Baz (WriteUp)

So, the service is a bar where you can mix some spirits into a drink. Also, you may want the bartender to memorize your recipe or prepare one of the existing recipes.

Implementation:

The service is written in C entirely (not counting some bits in assembly), and does not depend on anything, including libc. Because I felt like hey, there's too much useless stuff in libc, I'll write everything I need from scratch, and did that.
The HTTP server routes requests according to a hardcoded mapping of url prefix -> handler, where each handler is a program in bytecode for a special VM.
The VM has a VERY limited instruction set specialized for handling HTTP requests:

• https://github.com/HackerDom/ructfe-2017/blob/master/services/baz/vm.h
  The code of all handlers: https://github.com/HackerDom/ructfe-2017/blob/master/services/baz/baz.vm

Now, a few words about data storage.

There is a database of key-value pairs, where the key is the name of a drink, and the value is the recipe. The recipe is encoded as a 32-digit number in base 33 (the number of available spirits). To make sure that the numbers corresponding to manually created drinks (which have few components) are not too small, the number is XORed with a large magic constant. For arithmetic operations the numbers are represented as 192-bit integers.
Apparently, such numbers can also be represented as valid flags, which are basically numbers in base 36 (0-9A-Z) of width 31. And this is actually the format used for storage.
The exact conversion mechanics reside here:

• https://github.com/HackerDom/ructfe-2017/blob/master/services/baz/storage.c

The code quality of the HTTP server is not brilliant, which is of course intended, and one could think of a request that would overflow some buffer and crash the service. But this would not lead to obtaining any flags. Instead, one should research the code of the HTTP handlers, specifically the 'memorize' handler. It contains an undocumented feature: if you write 'dunno' as the name of your drink, the bartender will choose the actual name himself. The logic is simple: the name is just the flag (recipe) stripped of all non-letters. This feature itself is completely harmless. But there is a little bug in the implementation. In case there is already a recipe with the same name, the handler must return an empty response with code 409 Conflict. However, due to a forgotten 'pop' instruction, the response is not empty, but contains the value of the conflicted record that was left in the stack from a previous method call.

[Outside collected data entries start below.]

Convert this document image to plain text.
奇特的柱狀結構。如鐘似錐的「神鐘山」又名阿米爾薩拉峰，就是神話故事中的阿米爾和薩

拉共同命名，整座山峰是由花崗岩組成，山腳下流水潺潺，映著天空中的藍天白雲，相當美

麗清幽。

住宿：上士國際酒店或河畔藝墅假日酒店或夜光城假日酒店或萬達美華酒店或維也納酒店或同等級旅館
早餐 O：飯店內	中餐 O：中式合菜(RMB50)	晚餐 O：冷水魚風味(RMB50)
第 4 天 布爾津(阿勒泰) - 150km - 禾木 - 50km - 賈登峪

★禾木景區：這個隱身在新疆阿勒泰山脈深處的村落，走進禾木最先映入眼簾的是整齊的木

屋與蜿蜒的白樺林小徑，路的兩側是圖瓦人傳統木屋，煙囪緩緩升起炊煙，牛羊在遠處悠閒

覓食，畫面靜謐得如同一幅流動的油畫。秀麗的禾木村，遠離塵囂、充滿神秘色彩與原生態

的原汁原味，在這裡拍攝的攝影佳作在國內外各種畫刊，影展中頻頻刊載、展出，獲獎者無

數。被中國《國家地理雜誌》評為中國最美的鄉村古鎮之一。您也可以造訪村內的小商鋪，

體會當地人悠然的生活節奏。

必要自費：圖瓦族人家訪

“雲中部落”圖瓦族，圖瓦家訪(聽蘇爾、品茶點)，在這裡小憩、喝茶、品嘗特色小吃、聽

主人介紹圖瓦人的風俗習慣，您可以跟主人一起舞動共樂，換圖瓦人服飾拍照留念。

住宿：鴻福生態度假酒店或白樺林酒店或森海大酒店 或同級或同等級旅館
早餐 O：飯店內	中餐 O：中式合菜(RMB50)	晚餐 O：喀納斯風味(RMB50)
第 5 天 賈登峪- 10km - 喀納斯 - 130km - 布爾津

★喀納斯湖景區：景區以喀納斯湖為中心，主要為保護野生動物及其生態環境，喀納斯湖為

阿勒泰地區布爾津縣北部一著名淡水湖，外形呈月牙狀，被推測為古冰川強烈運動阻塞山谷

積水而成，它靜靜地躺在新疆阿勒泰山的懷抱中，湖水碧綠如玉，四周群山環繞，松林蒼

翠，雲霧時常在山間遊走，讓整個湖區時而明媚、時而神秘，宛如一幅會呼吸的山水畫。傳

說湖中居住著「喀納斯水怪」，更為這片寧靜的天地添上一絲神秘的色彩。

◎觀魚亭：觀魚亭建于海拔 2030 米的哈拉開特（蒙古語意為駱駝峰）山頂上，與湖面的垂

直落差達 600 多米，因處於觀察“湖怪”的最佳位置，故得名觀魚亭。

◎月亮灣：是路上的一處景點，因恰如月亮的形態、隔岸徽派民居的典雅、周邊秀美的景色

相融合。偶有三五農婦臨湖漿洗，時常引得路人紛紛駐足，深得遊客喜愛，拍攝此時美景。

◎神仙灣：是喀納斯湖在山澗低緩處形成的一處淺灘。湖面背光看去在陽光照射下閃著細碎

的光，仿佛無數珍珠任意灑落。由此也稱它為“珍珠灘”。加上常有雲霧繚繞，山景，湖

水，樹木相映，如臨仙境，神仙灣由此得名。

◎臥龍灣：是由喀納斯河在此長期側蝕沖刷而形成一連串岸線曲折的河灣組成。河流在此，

So one could come up with a simple idea:

1. Select an existing recipe that was probably placed by the checksystem. Let's say it's called 'NAME'
2. Do the math to compute a recipe that encodes as something like NAME000000000000000000000000000=
3. Save the recipe with the name 'dunno'
4. The bartender tries to save the recipe as 'NAME', gets a conflict and returns the actual flag placed by the checksystem!

Why couldn't we just save some recipe as 'NAME' in the first place? Well, this would lead to the same conflict, but it's handled by another branch of code, which doesn't have the same bug.